Python detect duplicate Docs

So I am working on a project that query’s the local system for specific parameters and then needs to upload those parameters. The key is a specific system could be scanned 100’s of time and I need to determine if a doc = the local json and if so return object id. I have tried several different ways… unique indexes updateone…

What is the recommended method for doing this?
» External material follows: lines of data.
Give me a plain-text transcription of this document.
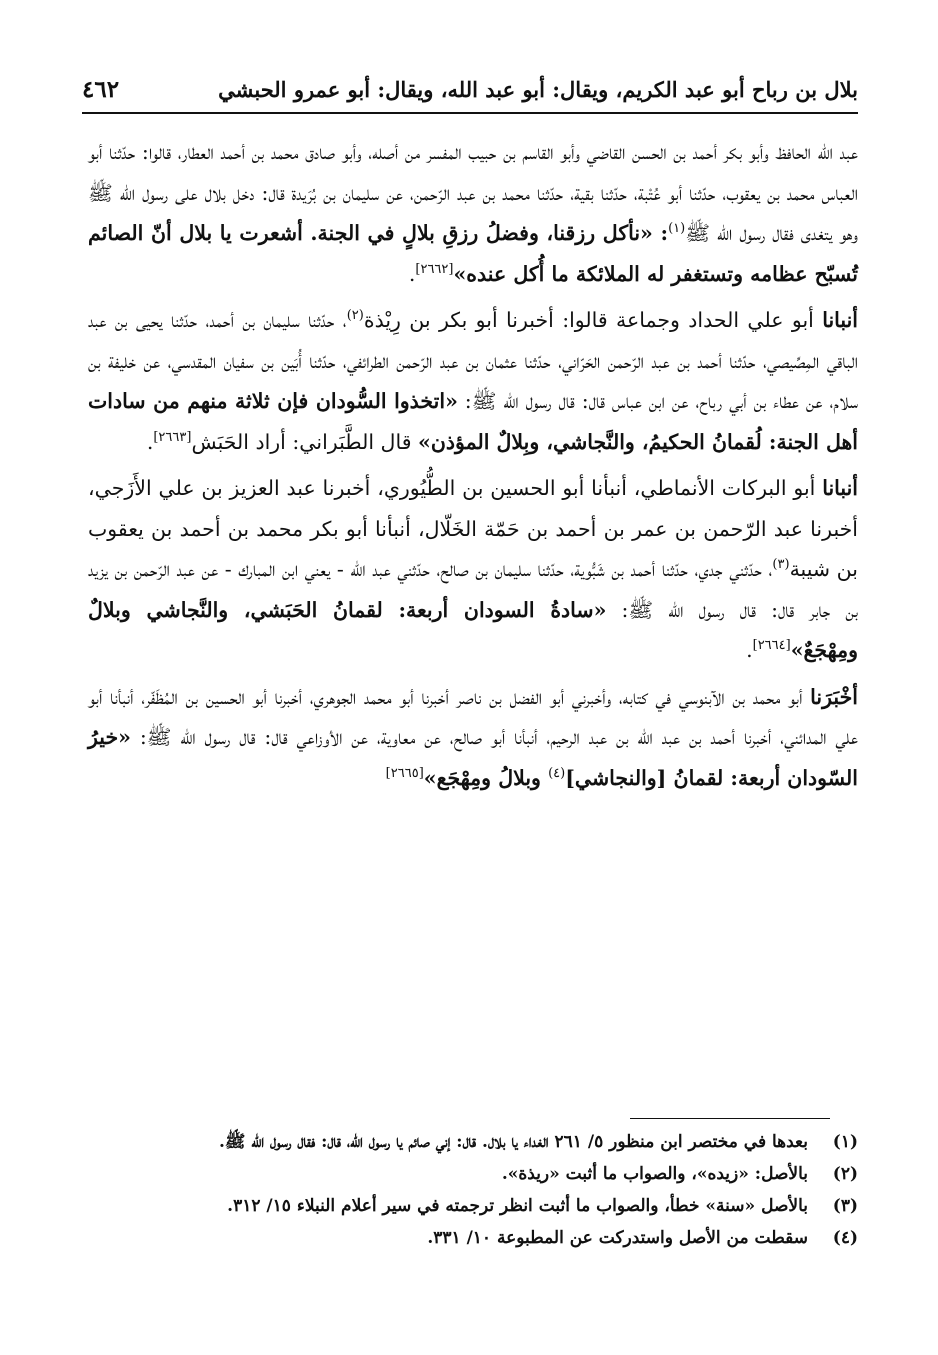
بلال بن رباح أبو عبد الكريم، ويقال: أبو عبد الله، ويقال: أبو عمرو الحبشي
٤٦٢

عبد الله الحافظ وأبو بكر أحمد بن الحسن القاضي وأبو القاسم بن حبيب المفسر من أصله، وأبو صادق محمد بن أحمد العطار، قالوا: حدّثنا أبو العباس محمد بن يعقوب، حدّثنا أبو عُتْبة، حدّثنا بقية، حدّثنا محمد بن عبد الرّحمن، عن سليمان بن بُرَيدة قال: دخل بلال على رسول الله ﷺ وهو يتغدى فقال رسول الله ﷺ$^{(١)}$: «نأكل رزقنا، وفضلُ رزقِ بلالٍ في الجنة. أشعرت يا بلال أنّ الصائم تُسبّح عظامه وتستغفر له الملائكة ما أُكل عنده»[٢٦٦٢].

أنبانا أبو علي الحداد وجماعة قالوا: أخبرنا أبو بكر بن رِيْذة$^{(٢)}$، حدّثنا سليمان بن أحمد، حدّثنا يحيى بن عبد الباقي المِصِّيصي، حدّثنا أحمد بن عبد الرّحمن الحَرّاني، حدّثنا عثمان بن عبد الرّحمن الطرائفي، حدّثنا أُبَين بن سفيان المقدسي، عن خليفة بن سلام، عن عطاء بن أبي رباح، عن ابن عباس قال: قال رسول الله ﷺ: «اتخذوا السُّودان فإن ثلاثة منهم من سادات أهل الجنة: لُقمانُ الحكيمُ، والنَّجاشي، وبِلالٌ المؤذن» قال الطَّبَراني: أراد الحَبَش[٢٦٦٣].

أنبانا أبو البركات الأنماطي، أنبأنا أبو الحسين بن الطُّيُوري، أخبرنا عبد العزيز بن علي الأَزَجي، أخبرنا عبد الرّحمن بن عمر بن أحمد بن حَمّة الخَلّال، أنبأنا أبو بكر محمد بن أحمد بن يعقوب بن شيبة$^{(٣)}$، حدّثني جدي، حدّثنا أحمد بن شَبُّوية، حدّثنا سليمان بن صالح، حدّثني عبد الله - يعني ابن المبارك - عن عبد الرّحمن بن يزيد بن جابر قال: قال رسول الله ﷺ: «سادةُ السودان أربعة: لقمانُ الحَبَشي، والنَّجاشي وبلالٌ ومِهْجَعٌ»[٢٦٦٤].

أخْبَرَنا أبو محمد بن الآبنوسي في كتابه، وأخبرني أبو الفضل بن ناصر أخبرنا أبو محمد الجوهري، أخبرنا أبو الحسين بن المُظَفّر، أنبأنا أبو علي المدائني، أخبرنا أحمد بن عبد الله بن عبد الرحيم، أنبأنا أبو صالح، عن معاوية، عن الأوزاعي قال: قال رسول الله ﷺ: «خيرُ السّودان أربعة: لقمانُ [والنجاشي]$^{(٤)}$ وبلالُ ومِهْجَع»[٢٦٦٥]

(١)
بعدها في مختصر ابن منظور ٥/ ٢٦١ الغداء يا بلال. قال: إني صائم يا رسول الله، قال: فقال رسول الله ﷺ.
(٢)
بالأصل: «زيده»، والصواب ما أثبت «ريذة».
(٣)
بالأصل «سنة» خطأ، والصواب ما أثبت انظر ترجمته في سير أعلام النبلاء ١٥/ ٣١٢.
(٤)
سقطت من الأصل واستدركت عن المطبوعة ١٠/ ٣٣١.
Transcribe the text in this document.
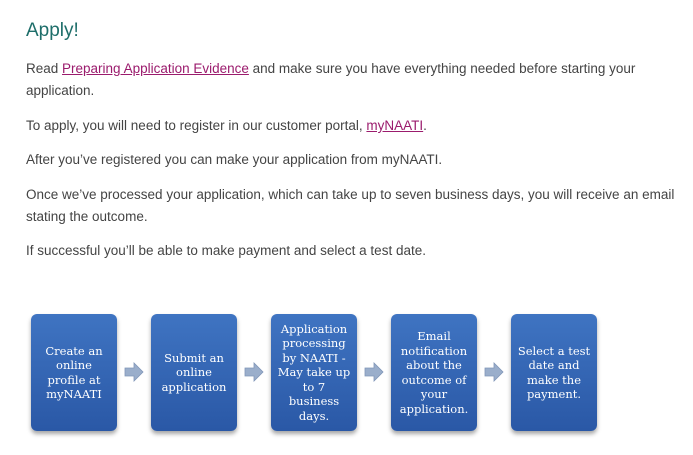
Apply!

Read Preparing Application Evidence and make sure you have everything needed before starting your application.

To apply, you will need to register in our customer portal, myNAATI.

After you’ve registered you can make your application from myNAATI.

Once we’ve processed your application, which can take up to seven business days, you will receive an email stating the outcome.

If successful you’ll be able to make payment and select a test date.

Create an online profile at myNAATI
Submit an online application
Application processing by NAATI - May take up to 7 business days.
Email notification about the outcome of your application.
Select a test date and make the payment.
The solution I came up with is doing a query then detecting if the query brings back a document. I feel this is clunky, but works. If I determine there is a match, I will return the objectID, for post-processing

def db_query_for_existing_HW(env_hw):  
    env = env_hw()
    myclient = MongoClient(env.connection_string)
    mydb = myclient[env.db_name]
    col_hw = mydb[env.col_name_hw]
		#open current HW Manifest
    with open(env.manifest_path) as f:
        data = json.load(f)
    length = len(data['system board'])
    dict_systemboard = create_HW_dicts(data, "system board", length)
    length = len(data['cpu'])
    dict_cpus = create_HW_dicts(data, "cpu", length)
	q = {
        "system board.description": dict_systemboard['description'],
        "cpu.code_name": dict_cpus['code_name']
    myquery = col_hw.find(q)
    for x in myquery:
    return env

Hello @Joe_N_A, Welcome to the MongoDB Community forum!

As you are just checking if there is a match in the database, and then return a True , the following is simpler:

myquery = col_hw.find_one(q)
if myquery:
    env.match = True

Note the find_one returns the first matching document or a None in case there is no match. This avoids reading all the matching documents in a for-loop.

1 Like

You are correct, just looking for a match, so I don’t pollute the db with the same docs.